3.1 Le droit d'être entendu garanti par l'art. 29 al. 2 Cst. implique, en
particulier, l'obligation pour le juge de motiver au moins sommairement sa
décision, afin que le justiciable puisse en saisir la portée et recourir à
bon escient; il n'est cependant pas tenu de discuter tous les moyens soulevés
par les plaideurs, mais peut au contraire se limiter à ceux qui apparaissent
pertinents (ATF 130 II 530 consid. 4.3 p. 540; 129 I 232 consid. 3.2 p. 236;
126 I 97 consid. 2b p. 102/103 et les arrêts cités). Il s'agit d'une garantie
de procédure de nature formelle (ATF 104 Ia 201 consid. 5g p. 214), dont la
violation entraîne l'annulation de la décision attaquée quelles que soient
les chances de succès du recours sur le fond (ATF 127 V 431 consid. 3d/aa p.
437; 122 II 464 consid. 4a p. 469), en sorte que ce moyen doit être examiné
en premier lieu (ATF 124 I 49 consid. 1 p. 50) et avec une pleine cognition
(ATF 121 I 54 consid. 2a p. 57).

3.2 Dans son premier arrêt du 20 janvier 2006, annulé par le Tribunal fédéral
le 29 mai suivant, la cour cantonale avait rejeté les arguments présentés par
la recourante parce que les indices qu'elle avançait ne constituaient pas des
preuves des revenus qu'elle prétendait pouvoir imputer à son mari, que le
montant des revenus admis par le premier juge était corroboré par les pièces
produites par l'intéressé et que, par conséquent, l'appréciation de la
juridiction inférieure n'apparaissait pas insoutenable. Le Tribunal fédéral
avait reproché à l'autorité cantonale le caractère excessivement sommaire de
cette argumentation, dont il ne ressortait pas en quoi les éléments fournis
par l'épouse n'étaient pas pertinents. La décision cantonale ayant été
annulée pour ce seul motif, le Tribunal fédéral n'a pas pris position sur le
moyen déduit de l'arbitraire dans l'appréciation des preuves, que la
recourante avait aussi soulevé dans ce contexte (arrêt 5P.71/2006, consid.
2.2).
3.3 Dans l'arrêt présentement querellé, l'autorité cantonale a repris et
examiné de façon détaillée, pour les approuver, les motifs ayant amené le
Président du Tribunal d'arrondissement à fixer les contributions en faveur
des enfants à 2'500 fr. par mois, et non à un montant supérieur comme le
voudrait la recourante. La cour cantonale a considéré que le pronostic du
premier juge était fondé sur l'ensemble des circonstances du cas particulier
et l'expérience générale de la vie, et qu'il l'emportait sur les indices
invoqués par la recourante à l'appui de sa thèse.
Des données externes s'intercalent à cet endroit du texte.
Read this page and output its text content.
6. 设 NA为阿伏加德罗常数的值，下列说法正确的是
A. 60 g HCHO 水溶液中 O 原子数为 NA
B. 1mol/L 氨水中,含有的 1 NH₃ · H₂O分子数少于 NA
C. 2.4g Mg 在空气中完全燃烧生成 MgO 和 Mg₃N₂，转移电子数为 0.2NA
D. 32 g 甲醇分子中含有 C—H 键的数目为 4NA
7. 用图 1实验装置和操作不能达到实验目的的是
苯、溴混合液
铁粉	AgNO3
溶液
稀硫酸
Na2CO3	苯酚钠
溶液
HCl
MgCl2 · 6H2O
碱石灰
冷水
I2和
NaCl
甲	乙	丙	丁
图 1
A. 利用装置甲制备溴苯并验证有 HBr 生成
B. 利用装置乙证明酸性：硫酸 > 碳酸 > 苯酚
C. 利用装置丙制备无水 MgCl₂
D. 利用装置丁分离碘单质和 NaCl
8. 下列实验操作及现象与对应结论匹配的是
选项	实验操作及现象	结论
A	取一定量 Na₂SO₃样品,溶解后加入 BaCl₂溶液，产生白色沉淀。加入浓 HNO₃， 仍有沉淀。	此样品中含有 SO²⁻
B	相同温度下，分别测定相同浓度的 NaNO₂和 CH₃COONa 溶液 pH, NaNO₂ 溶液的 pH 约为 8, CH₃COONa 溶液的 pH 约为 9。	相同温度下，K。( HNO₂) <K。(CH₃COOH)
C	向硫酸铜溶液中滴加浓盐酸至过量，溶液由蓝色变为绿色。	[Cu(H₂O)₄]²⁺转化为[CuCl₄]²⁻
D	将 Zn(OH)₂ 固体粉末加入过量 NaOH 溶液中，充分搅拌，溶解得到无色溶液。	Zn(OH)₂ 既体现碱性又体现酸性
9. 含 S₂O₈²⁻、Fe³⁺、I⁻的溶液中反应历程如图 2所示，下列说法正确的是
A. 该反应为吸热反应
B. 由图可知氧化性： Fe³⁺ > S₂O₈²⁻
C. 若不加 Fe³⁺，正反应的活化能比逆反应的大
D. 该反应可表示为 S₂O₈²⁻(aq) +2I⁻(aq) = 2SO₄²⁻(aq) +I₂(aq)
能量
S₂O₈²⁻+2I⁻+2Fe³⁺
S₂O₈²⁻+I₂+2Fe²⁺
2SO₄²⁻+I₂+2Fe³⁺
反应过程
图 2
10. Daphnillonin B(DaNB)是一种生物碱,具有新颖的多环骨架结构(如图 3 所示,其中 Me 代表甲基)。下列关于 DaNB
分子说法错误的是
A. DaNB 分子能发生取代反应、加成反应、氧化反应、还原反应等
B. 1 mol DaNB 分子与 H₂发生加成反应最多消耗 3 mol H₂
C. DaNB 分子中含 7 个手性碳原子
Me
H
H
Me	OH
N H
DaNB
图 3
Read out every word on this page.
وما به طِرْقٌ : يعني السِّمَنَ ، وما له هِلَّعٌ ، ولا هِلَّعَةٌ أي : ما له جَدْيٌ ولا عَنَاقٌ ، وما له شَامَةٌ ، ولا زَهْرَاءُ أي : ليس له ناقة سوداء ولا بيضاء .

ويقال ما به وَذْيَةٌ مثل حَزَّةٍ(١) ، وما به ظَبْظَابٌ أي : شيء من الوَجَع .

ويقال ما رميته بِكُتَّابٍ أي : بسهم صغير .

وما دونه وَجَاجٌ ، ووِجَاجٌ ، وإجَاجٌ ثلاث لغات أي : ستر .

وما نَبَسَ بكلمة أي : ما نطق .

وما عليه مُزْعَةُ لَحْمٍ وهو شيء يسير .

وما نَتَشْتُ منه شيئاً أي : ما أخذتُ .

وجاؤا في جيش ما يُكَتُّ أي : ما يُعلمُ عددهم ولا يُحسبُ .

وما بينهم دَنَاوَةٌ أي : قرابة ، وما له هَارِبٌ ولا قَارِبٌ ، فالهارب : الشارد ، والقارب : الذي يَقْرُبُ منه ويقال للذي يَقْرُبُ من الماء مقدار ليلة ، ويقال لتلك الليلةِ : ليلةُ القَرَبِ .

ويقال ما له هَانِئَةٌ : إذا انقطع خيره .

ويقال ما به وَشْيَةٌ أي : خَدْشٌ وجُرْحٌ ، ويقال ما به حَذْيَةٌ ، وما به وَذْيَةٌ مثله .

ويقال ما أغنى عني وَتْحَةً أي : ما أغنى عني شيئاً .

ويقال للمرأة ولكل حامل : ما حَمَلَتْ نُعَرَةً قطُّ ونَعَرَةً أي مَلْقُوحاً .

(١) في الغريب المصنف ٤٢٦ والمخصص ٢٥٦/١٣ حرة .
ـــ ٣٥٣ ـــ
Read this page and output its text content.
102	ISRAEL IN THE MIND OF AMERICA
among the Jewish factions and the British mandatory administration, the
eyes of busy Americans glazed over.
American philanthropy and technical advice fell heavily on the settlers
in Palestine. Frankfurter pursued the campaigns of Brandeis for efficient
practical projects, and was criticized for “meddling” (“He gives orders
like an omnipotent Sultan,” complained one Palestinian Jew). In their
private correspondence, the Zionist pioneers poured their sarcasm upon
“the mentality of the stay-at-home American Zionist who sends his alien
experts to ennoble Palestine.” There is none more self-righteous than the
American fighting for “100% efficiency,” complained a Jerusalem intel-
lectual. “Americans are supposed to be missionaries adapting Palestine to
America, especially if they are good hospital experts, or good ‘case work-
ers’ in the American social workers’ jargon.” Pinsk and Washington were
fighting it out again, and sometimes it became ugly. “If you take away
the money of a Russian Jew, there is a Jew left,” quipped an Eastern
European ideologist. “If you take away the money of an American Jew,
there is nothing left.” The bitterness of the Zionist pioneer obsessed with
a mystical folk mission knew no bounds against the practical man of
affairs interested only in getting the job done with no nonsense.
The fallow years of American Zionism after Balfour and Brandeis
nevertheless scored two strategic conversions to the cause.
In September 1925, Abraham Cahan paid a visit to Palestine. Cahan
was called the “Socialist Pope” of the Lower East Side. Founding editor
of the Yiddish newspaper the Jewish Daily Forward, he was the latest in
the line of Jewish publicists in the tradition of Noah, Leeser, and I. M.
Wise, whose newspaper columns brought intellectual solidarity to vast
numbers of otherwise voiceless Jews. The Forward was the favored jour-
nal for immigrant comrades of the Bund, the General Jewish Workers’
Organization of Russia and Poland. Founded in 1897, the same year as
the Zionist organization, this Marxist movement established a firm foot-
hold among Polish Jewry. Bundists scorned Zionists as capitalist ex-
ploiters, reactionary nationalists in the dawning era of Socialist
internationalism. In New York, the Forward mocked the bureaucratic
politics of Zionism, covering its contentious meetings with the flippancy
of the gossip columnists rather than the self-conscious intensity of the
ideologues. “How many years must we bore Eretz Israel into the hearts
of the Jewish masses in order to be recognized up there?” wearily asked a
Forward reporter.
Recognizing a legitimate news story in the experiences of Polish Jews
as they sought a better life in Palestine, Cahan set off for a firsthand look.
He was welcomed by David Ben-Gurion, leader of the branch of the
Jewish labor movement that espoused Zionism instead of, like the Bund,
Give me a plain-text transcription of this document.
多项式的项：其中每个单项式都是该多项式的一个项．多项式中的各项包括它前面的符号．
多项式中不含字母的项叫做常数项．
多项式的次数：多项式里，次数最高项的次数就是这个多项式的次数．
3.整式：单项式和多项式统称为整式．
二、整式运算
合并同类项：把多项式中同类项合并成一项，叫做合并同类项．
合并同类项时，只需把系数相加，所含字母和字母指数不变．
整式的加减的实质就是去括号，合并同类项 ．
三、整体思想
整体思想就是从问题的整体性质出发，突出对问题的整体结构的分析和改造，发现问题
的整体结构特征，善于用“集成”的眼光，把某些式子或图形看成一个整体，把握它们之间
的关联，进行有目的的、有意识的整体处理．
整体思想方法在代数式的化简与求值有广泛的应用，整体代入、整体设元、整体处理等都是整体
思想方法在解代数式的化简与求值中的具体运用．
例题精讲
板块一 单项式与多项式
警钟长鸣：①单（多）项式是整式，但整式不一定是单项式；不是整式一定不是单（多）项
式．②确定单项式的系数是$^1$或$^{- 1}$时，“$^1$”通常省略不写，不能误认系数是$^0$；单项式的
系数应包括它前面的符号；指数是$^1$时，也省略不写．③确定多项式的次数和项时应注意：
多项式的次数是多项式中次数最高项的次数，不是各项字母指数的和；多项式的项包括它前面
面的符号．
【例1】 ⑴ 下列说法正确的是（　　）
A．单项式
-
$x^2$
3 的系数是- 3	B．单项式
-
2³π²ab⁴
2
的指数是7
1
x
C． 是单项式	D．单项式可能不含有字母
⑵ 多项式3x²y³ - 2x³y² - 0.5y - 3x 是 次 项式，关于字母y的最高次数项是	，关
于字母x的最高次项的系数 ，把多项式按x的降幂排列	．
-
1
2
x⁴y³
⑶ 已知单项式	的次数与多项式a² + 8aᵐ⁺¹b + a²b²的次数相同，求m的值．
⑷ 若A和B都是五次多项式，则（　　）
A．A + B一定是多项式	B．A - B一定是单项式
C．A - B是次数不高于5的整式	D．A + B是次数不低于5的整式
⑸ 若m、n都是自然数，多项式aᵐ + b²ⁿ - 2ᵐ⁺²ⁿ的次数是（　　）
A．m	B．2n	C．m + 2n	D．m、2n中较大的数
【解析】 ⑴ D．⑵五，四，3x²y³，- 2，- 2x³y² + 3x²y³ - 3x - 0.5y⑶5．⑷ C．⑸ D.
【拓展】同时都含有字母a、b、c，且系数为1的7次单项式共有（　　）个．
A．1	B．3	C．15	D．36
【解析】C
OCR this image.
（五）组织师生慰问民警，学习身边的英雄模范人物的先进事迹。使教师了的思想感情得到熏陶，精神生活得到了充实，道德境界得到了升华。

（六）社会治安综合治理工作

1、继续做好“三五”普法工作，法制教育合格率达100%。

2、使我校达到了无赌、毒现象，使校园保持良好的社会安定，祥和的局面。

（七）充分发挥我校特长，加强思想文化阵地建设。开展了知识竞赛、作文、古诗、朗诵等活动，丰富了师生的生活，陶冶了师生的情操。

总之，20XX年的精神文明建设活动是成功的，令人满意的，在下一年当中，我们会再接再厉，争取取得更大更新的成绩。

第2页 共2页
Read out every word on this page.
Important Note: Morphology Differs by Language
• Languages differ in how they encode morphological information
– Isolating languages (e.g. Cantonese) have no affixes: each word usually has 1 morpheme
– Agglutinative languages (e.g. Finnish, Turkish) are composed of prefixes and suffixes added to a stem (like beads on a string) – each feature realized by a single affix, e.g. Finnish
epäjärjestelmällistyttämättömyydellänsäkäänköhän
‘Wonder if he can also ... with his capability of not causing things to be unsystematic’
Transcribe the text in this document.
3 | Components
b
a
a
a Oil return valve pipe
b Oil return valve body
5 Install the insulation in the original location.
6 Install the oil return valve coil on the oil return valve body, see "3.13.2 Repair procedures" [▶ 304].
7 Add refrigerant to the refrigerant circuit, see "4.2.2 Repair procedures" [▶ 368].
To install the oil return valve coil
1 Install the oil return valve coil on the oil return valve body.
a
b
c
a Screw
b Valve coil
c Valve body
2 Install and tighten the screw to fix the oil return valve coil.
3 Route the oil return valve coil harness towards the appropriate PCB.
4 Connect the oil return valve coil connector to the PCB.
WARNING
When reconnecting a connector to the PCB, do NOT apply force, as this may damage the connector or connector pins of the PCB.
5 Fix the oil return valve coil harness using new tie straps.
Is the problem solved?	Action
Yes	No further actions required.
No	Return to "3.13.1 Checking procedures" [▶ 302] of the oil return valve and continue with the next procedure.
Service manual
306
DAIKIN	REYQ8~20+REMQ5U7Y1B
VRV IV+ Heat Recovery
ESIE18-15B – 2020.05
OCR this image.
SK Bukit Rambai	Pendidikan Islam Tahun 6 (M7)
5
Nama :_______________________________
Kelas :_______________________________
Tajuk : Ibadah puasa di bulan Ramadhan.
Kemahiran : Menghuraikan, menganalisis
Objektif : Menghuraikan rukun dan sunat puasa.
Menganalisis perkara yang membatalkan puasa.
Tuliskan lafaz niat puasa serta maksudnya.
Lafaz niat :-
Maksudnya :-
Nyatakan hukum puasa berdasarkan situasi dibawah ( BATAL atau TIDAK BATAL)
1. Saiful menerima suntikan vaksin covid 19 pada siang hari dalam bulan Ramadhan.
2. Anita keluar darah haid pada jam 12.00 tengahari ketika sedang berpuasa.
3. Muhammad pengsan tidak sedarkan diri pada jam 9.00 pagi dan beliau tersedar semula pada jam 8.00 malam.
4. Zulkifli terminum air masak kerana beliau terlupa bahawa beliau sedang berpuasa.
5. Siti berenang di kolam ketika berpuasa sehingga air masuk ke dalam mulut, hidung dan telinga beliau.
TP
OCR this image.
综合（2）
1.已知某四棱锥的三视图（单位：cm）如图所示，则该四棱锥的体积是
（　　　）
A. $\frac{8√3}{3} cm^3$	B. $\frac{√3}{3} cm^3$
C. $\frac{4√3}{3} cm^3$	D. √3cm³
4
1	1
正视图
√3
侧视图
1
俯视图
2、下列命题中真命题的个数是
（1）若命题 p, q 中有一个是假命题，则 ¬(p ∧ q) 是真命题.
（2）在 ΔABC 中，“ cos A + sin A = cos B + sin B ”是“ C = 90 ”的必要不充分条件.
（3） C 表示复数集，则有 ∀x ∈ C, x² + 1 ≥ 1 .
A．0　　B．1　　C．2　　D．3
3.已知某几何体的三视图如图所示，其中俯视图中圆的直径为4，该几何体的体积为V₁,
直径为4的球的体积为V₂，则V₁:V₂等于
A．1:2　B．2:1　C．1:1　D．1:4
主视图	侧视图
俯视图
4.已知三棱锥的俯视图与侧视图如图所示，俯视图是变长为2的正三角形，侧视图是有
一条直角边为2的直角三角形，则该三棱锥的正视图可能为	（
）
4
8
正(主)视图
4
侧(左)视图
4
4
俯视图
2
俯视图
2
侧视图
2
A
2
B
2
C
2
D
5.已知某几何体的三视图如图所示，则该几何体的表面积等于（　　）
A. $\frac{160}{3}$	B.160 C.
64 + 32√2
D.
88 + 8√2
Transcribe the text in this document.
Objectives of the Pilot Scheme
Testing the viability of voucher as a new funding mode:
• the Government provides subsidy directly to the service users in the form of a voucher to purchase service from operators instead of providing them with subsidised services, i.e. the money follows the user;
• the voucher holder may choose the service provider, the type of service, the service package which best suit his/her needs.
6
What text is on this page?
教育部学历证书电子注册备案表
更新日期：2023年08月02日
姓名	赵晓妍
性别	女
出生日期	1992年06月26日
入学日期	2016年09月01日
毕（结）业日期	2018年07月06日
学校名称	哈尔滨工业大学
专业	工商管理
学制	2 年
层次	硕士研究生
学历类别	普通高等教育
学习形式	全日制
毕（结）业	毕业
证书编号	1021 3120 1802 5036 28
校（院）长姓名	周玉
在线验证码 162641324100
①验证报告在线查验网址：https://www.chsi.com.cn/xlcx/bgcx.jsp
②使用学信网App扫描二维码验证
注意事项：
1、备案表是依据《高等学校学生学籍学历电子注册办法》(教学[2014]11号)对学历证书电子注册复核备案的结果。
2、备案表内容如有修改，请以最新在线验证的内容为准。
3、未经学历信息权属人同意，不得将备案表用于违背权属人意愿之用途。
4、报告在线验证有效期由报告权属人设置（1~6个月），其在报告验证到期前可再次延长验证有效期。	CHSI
Il est vrai que l'autorité cantonale ne s'est pas prononcée sur chacun de ces
indices, mais on ne saurait, pour autant, lui adresser le reproche qui avait
justifié l'annulation de son premier arrêt; les juges cantonaux ont écarté
les indices en discussion en raison de la présence d'autres éléments concrets
qui confortaient la solution retenue par le magistrat de première instance et
qu'ils ont dûment exposés. Le point de savoir si c'est à juste titre que ces
indices n'ont pas été pris en considération ressortit au grief d'arbitraire
(cf. infra, consid. 4). Le grief de violation du droit d'être entendu doit
ainsi être rejeté.

4.
La recourante se plaint d'arbitraire dans la détermination du revenu de
l'intimé. En bref, elle expose qu'il ressort des pièces qu'elle a produites
et qui auraient été écartées sans motif que celui-ci serait en mesure
d'obtenir un revenu mensuel de 20'000 fr.; en retenant un montant de 7'400
fr. ou de 10'000 fr., le premier juge et, à sa suite, la Chambre des recours
sont tombés dans l'arbitraire.

4.1 La recourante affirme qu'il serait arbitraire de ne pas tenir compte de
deux circonstances, qui permettraient d'imputer à l'intimé un revenu plus
important que celui qu'il dit réaliser: d'une part, le fait que depuis 2000,
année où ont été prises les premières mesures protectrices de l'union
conjugale, les gains de l'intimé n'ont cessé de baisser - de près de 70% -,
alors que, d'autre part, il ressort des statistiques que le revenu mensuel
moyen d'un dermatologue est proche de 18'000 fr., à savoir bien plus que les
7'400 fr. retenus par les juridictions cantonales. Au regard de ces éléments,
c'est un revenu de l'ordre de 20'000 fr. par mois qui aurait dû être retenu.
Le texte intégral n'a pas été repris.